In a move that may indicate the beginning of a new wave of activity in the business intelligence (BI) market, Oracle has announced its intention to acquire Endeca. Founded in 1999, Endeca originally focused on search capabilities for online commerce. Users selected a product attribute, and the software automatically revised the remaining selection criteria based on products matching the previous selection. We have been covering Endeca as part of the BI and information applications marketing. For instance, if the products only come in one color, the color attribute would be removed from the selection criteria and possibly replaced by other relevant criteria. Most of us take this behavior for granted as it has been adopted or imitated by many e-commerce sites and other Web properties.
More recently Endeca began applying its search and navigation capabilities to the business intelligence market with the introduction of Latitude which it positioned as a separate product line from its InFront e-commerce products to gain flexibility in rolling out new features. Both product lines were mentioned as being valuable in the acquisition process, but in my opinion without Latitude the deal would not have happened.
As I’ve written before, end users understand and prefer search-based navigation, popularized by Google. BI vendors long since incorporated search capabilities into their products. However, BI search capabilities have been limited largely to structured data and metadata. Endeca cracked the code for searching both structured and unstructured data at an auspicious time. The proliferation of unstructured data has occurred in conjunction with explosive Internet use and the rise of Hadoop to manage large volumes. Our recent benchmark research shows that Hadoop users often work with unstructured data. In August Endeca announced that it had expanded Latitude to support Hadoop.
Congratulations to the Endeca team: They spotted an opportunity and created an innovative solution leading to its acquisition. Beyond that success, there are implications for the broader market. We identified the importance of search capabilities and the need for business to assemble information into what our firm has defined as Information Applications for which our Information Applications benchmark research validated. I expect to see more activity and investment in making it easier for organizations to leverage unstructured data. Several other companies are drawing attention in this context. My colleague Mark Smith has written about Datawatch which has technology for extracting information from Adobe Acrobat, HTML and XML documents. Actuate acquired Xenos to incorporate similar capabilities as part of its BI product line and to be part of the larger demand for information and not just analytics. With its $10 billion valuation, the pending HP-Autonomy deal suggests that the importance of handling unstructured data has not yet peaked at least in the eyes of one investor which also is in the business of providing information based applications to its customers. Another company, MarkLogic, that my colleague assessed recently has also seen significant growth.
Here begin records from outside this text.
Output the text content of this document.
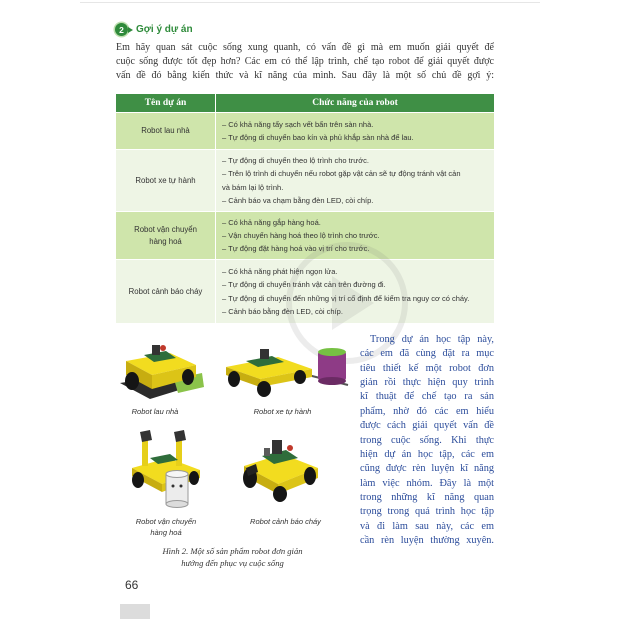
2 Gợi ý dự án
Em hãy quan sát cuộc sống xung quanh, có vấn đề gì mà em muốn giải quyết để
cuộc sống được tốt đẹp hơn? Các em có thể lập trình, chế tạo robot để giải quyết được
vấn đề đó bằng kiến thức và kĩ năng của mình. Sau đây là một số chủ đề gợi ý:
Tên dự án	Chức năng của robot
Robot lau nhà
– Có khả năng tẩy sạch vết bẩn trên sàn nhà.
– Tự động di chuyển bao kín và phủ khắp sàn nhà để lau.
Robot xe tự hành
– Tự động di chuyển theo lộ trình cho trước.
– Trên lộ trình di chuyển nếu robot gặp vật cản sẽ tự động tránh vật cản
và bám lại lộ trình.
– Cảnh báo va chạm bằng đèn LED, còi chíp.
Robot vận chuyển
hàng hoá
– Có khả năng gắp hàng hoá.
– Vận chuyển hàng hoá theo lộ trình cho trước.
– Tự động đặt hàng hoá vào vị trí cho trước.
Robot cảnh báo cháy
– Có khả năng phát hiện ngọn lửa.
– Tự động di chuyển tránh vật cản trên đường đi.
– Tự động di chuyển đến những vị trí cố định để kiểm tra nguy cơ có cháy.
– Cảnh báo bằng đèn LED, còi chíp.
Robot lau nhà	Robot xe tự hành
Robot vận chuyển
hàng hoá
Robot cảnh báo cháy
Hình 2. Một số sản phẩm robot đơn giản
hướng đến phục vụ cuộc sống
Trong dự án học tập này,
các em đã cùng đặt ra mục
tiêu thiết kế một robot đơn
giản rồi thực hiện quy trình
kĩ thuật để chế tạo ra sản
phẩm, nhờ đó các em hiểu
được cách giải quyết vấn đề
trong cuộc sống. Khi thực
hiện dự án học tập, các em
cũng được rèn luyện kĩ năng
làm việc nhóm. Đây là một
trong những kĩ năng quan
trọng trong quá trình học tập
và đi làm sau này, các em
cần rèn luyện thường xuyên.
66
Venture capitalists also are likely to invest more in this market. They tend to flock toward segments where some success has been proven but has not yet gone mainstream. As part of their portfolios of investments, many VCs want to have one or more companies that compete in the same market. The presence of more investment will also draw more startups into this segment, and thus the cycle of investment and acquisition will continue as suggested in my post on the software ecosystem. The result for enterprises will be positive as software companies deliver more information applications capable of helping them navigate more easily through increasing volumes of structured and unstructured information. Oracle is not new to information and applications, so the Endeca acquisition will compliment its Fusion middleware efforts that has been continuing to expand its footprint.